La donna libera mette paura? «Più è libera, più l’uomo si incattivisce perché vorrebbe continuare a sentirsi più importante. Ma è ridicolo, i maschi non potranno mai valere più di noi che diamo la vita».
Cosa fa in concreto come ambasciatrice dell’Unesco?
«Utilizzo la mia celebrità per promuovere in tutti i campi possibili l’uguaglianza di genere, il diritto all’istruzione, il rispetto dei diritti delle donne. Partecipo a dibattiti e talk show, viaggio, incontro tante persone. Un punto a cui tengo molto è la parità salariale: ancora oggi, nel cinema come in qualunque altro settore della società, malgrado il merito le donne vengono pagate meno degli uomini, a volte addirittura la metà. È semplicemente scandaloso e bisogna fare di tutto per cambiare la tendenza».
Cosa consiglia alle donne che sono vittime di violenza, abusi, molestie?

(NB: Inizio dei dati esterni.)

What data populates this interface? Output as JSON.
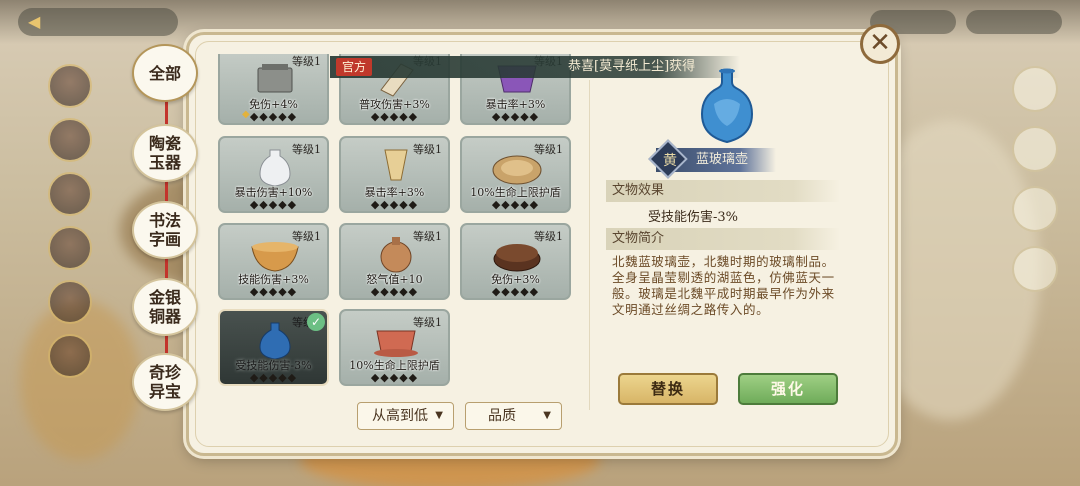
{
  "background": {
    "top_left_button": "",
    "resources": [
      "",
      ""
    ]
  },
  "announcement": {
    "tag": "官方",
    "message": "恭喜[莫寻纸上尘]获得"
  },
  "categories": [
    {
      "label": "全部",
      "active": true
    },
    {
      "label": "陶瓷玉器",
      "active": false
    },
    {
      "label": "书法字画",
      "active": false
    },
    {
      "label": "金银铜器",
      "active": false
    },
    {
      "label": "奇珍异宝",
      "active": false
    }
  ],
  "artifacts": [
    {
      "level": "等级1",
      "effect": "免伤+4%",
      "stars": "◆◆◆◆◆",
      "item": "box-icon",
      "gold_mark": true
    },
    {
      "level": "等级1",
      "effect": "普攻伤害+3%",
      "stars": "◆◆◆◆◆",
      "item": "scroll-icon",
      "gold_mark": false
    },
    {
      "level": "等级1",
      "effect": "暴击率+3%",
      "stars": "◆◆◆◆◆",
      "item": "purple-bowl-icon",
      "gold_mark": false
    },
    {
      "level": "等级1",
      "effect": "暴击伤害+10%",
      "stars": "◆◆◆◆◆",
      "item": "white-vase-icon",
      "gold_mark": false
    },
    {
      "level": "等级1",
      "effect": "暴击率+3%",
      "stars": "◆◆◆◆◆",
      "item": "horn-cup-icon",
      "gold_mark": false
    },
    {
      "level": "等级1",
      "effect": "10%生命上限护盾",
      "stars": "◆◆◆◆◆",
      "item": "gold-plate-icon",
      "gold_mark": false
    },
    {
      "level": "等级1",
      "effect": "技能伤害+3%",
      "stars": "◆◆◆◆◆",
      "item": "gold-bowl-icon",
      "gold_mark": false
    },
    {
      "level": "等级1",
      "effect": "怒气值+10",
      "stars": "◆◆◆◆◆",
      "item": "flask-icon",
      "gold_mark": false
    },
    {
      "level": "等级1",
      "effect": "免伤+3%",
      "stars": "◆◆◆◆◆",
      "item": "lacquer-box-icon",
      "gold_mark": false
    },
    {
      "level": "等级1",
      "effect": "受技能伤害-3%",
      "stars": "◆◆◆◆◆",
      "item": "blue-vase-icon",
      "selected": true,
      "gold_mark": false
    },
    {
      "level": "等级1",
      "effect": "10%生命上限护盾",
      "stars": "◆◆◆◆◆",
      "item": "red-cup-icon",
      "gold_mark": false
    }
  ],
  "sort": {
    "order_label": "从高到低",
    "filter_label": "品质"
  },
  "detail": {
    "grade": "黄",
    "name": "蓝玻璃壶",
    "effect_header": "文物效果",
    "effect_value": "受技能伤害-3%",
    "intro_header": "文物简介",
    "description": "北魏蓝玻璃壶，北魏时期的玻璃制品。全身呈晶莹剔透的湖蓝色，仿佛蓝天一般。玻璃是北魏平成时期最早作为外来文明通过丝绸之路传入的。",
    "replace_label": "替换",
    "enhance_label": "强化"
  },
  "colors": {
    "accent_red": "#c3342c",
    "card_gray": "#b4bdb7",
    "selected_card": "#3a4442",
    "replace_gold": "#e3c57d",
    "enhance_green": "#88c06f"
  }
}
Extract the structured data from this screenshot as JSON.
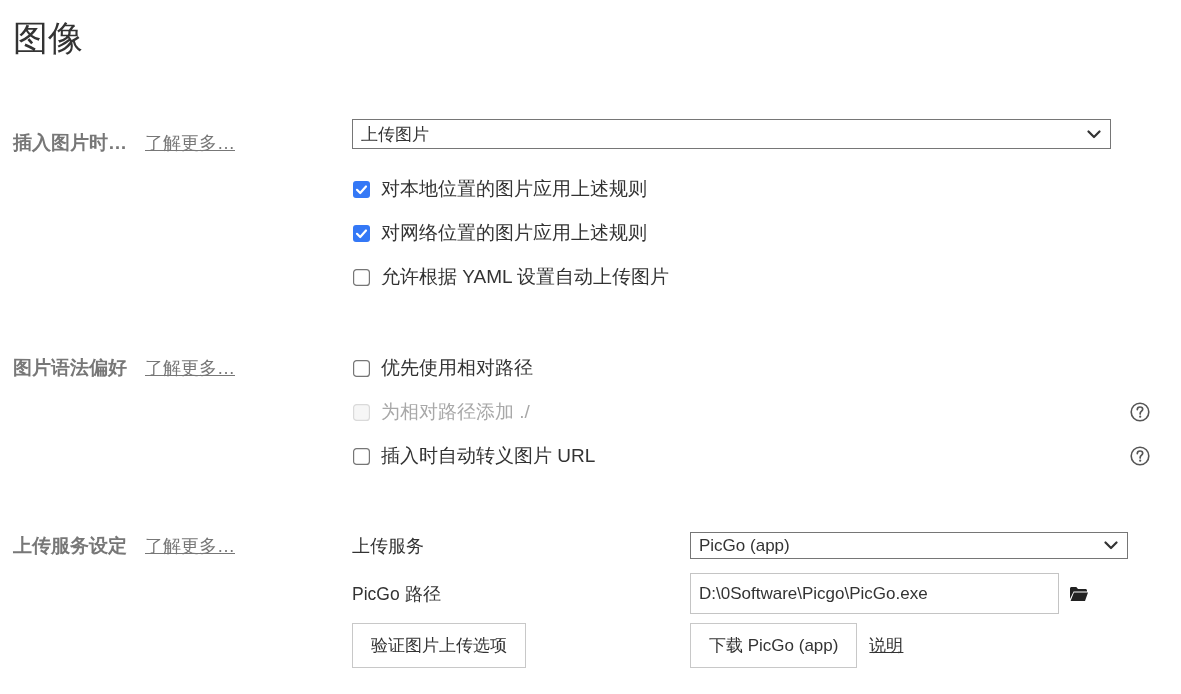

«Devono denunciare subito, senza esitazioni né paura. È l’unico modo per mettersi al riparo da rischi ancora più grandi. Alle attrici che hanno denunciato il produttore Harvey Weinstein dopo tanti anni vorrei chiedere: cosa diavolo erano andate a fare nella sua camera da letto?».
Al Festival di Cannes, ha partecipato alla marcia delle donne capitanata da Cate Blanchett. Al di là di manifestazioni e appelli, come si possono cambiare le cose?
«Bisogna partire dall’educazione in famiglia. Ai maschi, fin da piccolissimi, va insegnato il rispetto per l’altro sesso. E bisogna mettere in chiaro che la parità di genere non è negoziabile. È quello che ho fatto io con il mio Patrick. E lui è sempre stato un uomo meraviglioso e gentile».